Former FBI director James Comey appeared on CBS' The Late Show With Stephen Colbert on Tuesday night to promote his new autobiography, A Higher Loyalty

On the subject of being fired last year by President Donald Trump, Comey told Colbert, “I actually was quite surprised because I thought, 'I’m leading the Russia investigation. Even though our relationship is becoming strained, there’s no way I’d be fired ... that's a crazy thing to do.'”

Comey, who was fired by Trump amid the FBI investigation into Russian interference in the 2016 presidential election, responded to a tweet by the president earlier Tuesday that he should be jailed by calling Trump's statements "not OK" and "not normal."

Noting a passage in Comey’s book that states he “drank Pinot Noir in a plastic cup” while onboard a plane after being fired, Colbert produced two cups and poured himself and the former FBI director a toast. “To the truth,” Colbert offered.

When asked why he wrote the book, Comey said, “After I got fired it occurred to me and my wife [that] it would be useful to people to show what ethical leadership looks like. It would be particularly useful now when our president is not that.”

Colbert was curious if Comey thought Trump could turn his presidency around, to which Comey replied, “I think it would be hard at this point; he doesn’t seem to have reference points in his life … as far as I can tell his reference point is entirely internal: 'What will fill the hole in me and get me the affirmation I need?'”

Comey, who prosecuted mafia members in his former career, noted the similarities between Trump and mob leaders he worked to bring down. “The leadership style is strikingly similar,” Comey said. “When I first thought that I pushed it away because it seemed too dramatic, but what I mean is that the way he leads is that it’s all about the boss.”

When Colbert asked Comey if there are "things that you know about the Russian investigation … that we haven’t learned yet," the former FBI director was quick to respond with a simple "Yes."

When asked for specifics, Comey was equally monosyllabic, this time in the negative. He expanded, saying, “I had to have my book reviewed by the FBI to make sure it didn’t include classified information or any sensitive investigative information, so it's not in the book and I can’t talk about it.” Colbert then insisted Comey have “some more wine,” seemingly to loosen his tongue.

While Trump has tweeted about Comey a number of times in recent weeks, Comey says he just “shrugs” it off. “He’s tweeted at me at least 15 times. I’m like a breakup he can’t get over.” He then emphasized that it’s “not OK” for the president to be calling for the arrest of a private citizen and that “we need to call that out.”

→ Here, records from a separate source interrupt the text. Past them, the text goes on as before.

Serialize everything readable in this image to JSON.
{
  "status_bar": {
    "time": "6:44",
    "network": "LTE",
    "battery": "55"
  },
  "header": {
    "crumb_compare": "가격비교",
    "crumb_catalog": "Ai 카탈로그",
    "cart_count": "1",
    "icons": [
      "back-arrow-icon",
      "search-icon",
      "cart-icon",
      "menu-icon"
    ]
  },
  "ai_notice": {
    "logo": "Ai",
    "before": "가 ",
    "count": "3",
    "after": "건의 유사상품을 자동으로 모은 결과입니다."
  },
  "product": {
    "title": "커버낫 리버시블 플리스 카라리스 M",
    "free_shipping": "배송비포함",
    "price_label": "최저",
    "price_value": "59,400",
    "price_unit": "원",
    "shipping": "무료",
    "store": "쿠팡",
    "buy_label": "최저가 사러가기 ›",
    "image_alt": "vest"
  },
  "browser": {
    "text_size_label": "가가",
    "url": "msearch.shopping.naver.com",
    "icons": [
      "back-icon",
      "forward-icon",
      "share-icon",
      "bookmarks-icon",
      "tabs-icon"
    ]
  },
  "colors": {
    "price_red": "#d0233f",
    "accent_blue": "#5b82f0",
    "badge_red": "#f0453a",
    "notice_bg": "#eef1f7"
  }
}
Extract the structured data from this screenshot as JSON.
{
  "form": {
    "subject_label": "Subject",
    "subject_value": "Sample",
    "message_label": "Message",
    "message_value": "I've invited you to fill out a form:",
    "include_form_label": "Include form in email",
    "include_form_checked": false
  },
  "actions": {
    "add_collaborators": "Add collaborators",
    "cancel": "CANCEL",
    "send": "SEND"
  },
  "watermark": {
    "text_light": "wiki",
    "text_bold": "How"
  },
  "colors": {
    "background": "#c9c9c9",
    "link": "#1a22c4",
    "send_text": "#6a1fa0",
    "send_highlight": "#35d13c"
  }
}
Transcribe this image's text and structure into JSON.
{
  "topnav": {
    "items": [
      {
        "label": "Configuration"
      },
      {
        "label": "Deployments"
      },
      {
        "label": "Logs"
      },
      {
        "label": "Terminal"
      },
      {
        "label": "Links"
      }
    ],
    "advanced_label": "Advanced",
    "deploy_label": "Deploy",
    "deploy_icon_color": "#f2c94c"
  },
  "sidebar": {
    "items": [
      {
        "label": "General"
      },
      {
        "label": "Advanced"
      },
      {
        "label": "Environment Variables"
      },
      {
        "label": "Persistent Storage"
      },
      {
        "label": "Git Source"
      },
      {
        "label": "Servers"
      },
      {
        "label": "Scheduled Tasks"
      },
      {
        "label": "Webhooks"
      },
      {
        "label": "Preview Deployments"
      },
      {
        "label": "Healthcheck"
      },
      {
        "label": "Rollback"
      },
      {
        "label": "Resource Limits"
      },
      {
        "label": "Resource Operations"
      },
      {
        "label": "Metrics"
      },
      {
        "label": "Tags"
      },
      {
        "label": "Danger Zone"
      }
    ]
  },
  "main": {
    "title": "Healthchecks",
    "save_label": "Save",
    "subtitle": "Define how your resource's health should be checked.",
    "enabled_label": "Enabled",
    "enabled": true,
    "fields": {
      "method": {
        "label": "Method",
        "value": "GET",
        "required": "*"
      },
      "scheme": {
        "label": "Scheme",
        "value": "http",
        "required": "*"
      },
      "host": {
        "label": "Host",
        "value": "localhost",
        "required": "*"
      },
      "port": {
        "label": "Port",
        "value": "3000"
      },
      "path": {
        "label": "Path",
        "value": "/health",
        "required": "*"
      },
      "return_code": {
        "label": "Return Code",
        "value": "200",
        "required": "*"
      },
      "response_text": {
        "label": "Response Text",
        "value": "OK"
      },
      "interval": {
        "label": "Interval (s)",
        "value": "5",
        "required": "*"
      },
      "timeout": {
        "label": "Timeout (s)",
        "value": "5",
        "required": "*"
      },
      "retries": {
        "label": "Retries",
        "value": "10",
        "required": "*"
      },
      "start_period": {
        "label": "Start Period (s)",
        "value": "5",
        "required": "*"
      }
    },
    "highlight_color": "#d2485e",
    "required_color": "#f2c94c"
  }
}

It wasn’t all Trump talk, however, as Colbert also asked Comey about Hillary Clinton’s private email servers, about which Comey called the 2016 presidential candidate “careless.”

“My judgment was that the public faith in the FBI and the justice system is all we have,” Comey said. He went on to say that his decision to make his announcement about Clinton’s emails in the late stages of the 2016 election was “unprecedented,” but added that it was “unprecedented to be investigating a candidate for the president of the United States.”

"What do you do? Speaking would be really bad and silence would be catastrophic," Comey said. "It makes me sick to my stomach that we might have had an impact. I hope and pray we didn’t. But, I hope this doesn’t sound strange, it wouldn’t change the decision."

Colbert asked about the infamous, unverified Russian dossier that mentioned salacious details of Trump and two prostitutes. "He denied it in pretty strong terms and asked if he looked like the kind of guy who needed the services of hookers," Comey responded.

"He looks like a microwaved circus peanut that someone rubbed on a golden retriever," Colbert responded.

Speaking on the issue of impeachment, Comey said he "mostly blames people who haven't voted."

"We need a moment of clarity and reflection," Comey went on. "We need people to say the value of our leadership matters."